I am myself torn on what I want more: the current, sometimes funny names or more realistic names. On the one hand, it's great when you're dwarven civ is called "The Beards of Drinking"; on the other, mostly the RNG comes up with nonsense, like "The Scintillating Rags," which (I think) is neither funny nor interesting. Having towns named after location or founder - say "Urist's Ford" for a hillock by a river - would be very cool, and would make the world feel more historical.
Names for people would depend more on culture, which as it stands is fairly absent from DF. First name/last name I think should always be present: first names being drawn from a pool of derived terms (a shabby example: "Nòmuvel," from nòm "god" and uvel "bear," equivalent to English Osborn); last names coming from different sources as mentioned above.
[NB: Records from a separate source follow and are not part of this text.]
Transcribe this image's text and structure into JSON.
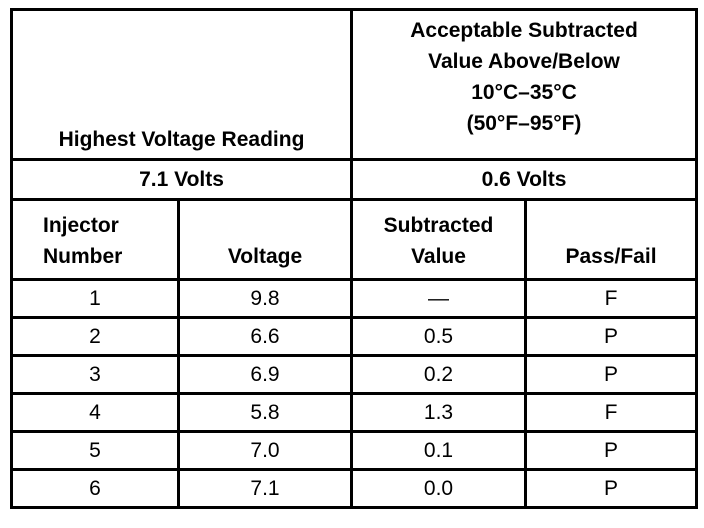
{
  "table": {
    "header": {
      "left": "Highest Voltage Reading",
      "right": [
        "Acceptable Subtracted",
        "Value Above/Below",
        "10°C–35°C",
        "(50°F–95°F)"
      ]
    },
    "limits": [
      "7.1 Volts",
      "0.6 Volts"
    ],
    "columns": [
      [
        "Injector",
        "Number"
      ],
      [
        "Voltage"
      ],
      [
        "Subtracted",
        "Value"
      ],
      [
        "Pass/Fail"
      ]
    ],
    "rows": [
      [
        "1",
        "9.8",
        "—",
        "F"
      ],
      [
        "2",
        "6.6",
        "0.5",
        "P"
      ],
      [
        "3",
        "6.9",
        "0.2",
        "P"
      ],
      [
        "4",
        "5.8",
        "1.3",
        "F"
      ],
      [
        "5",
        "7.0",
        "0.1",
        "P"
      ],
      [
        "6",
        "7.1",
        "0.0",
        "P"
      ]
    ]
  }
}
In addition to this, family or clan names might come up in civs with more cultural focus on lineage (dwarves and humans come to my mind): either as a third name (like the Roman cognomen) or perhaps prefixed by "Clan" or "House" to make it more explicit. Nòmuvel Eshtân, clan Måmgoz-ugog: "Osborn Smith, clan Dragon-bane."
There's also patronymics as in Russian (or matronymics, if you prefer). Lots of possibilities for names.
In any case, it's not something that requires immediate attention, but could stand to be smoothed out at some point. As I said it depends heavily on culture, which we don't have in any meaningful form, so I'd stay away from making any definite naming-systems for the present.
There is no Dwarven word for magma???
There's no dwarven word for a lot of things. Not for look, see, hear, come, go, give, do, or even be. But we have "scintillating."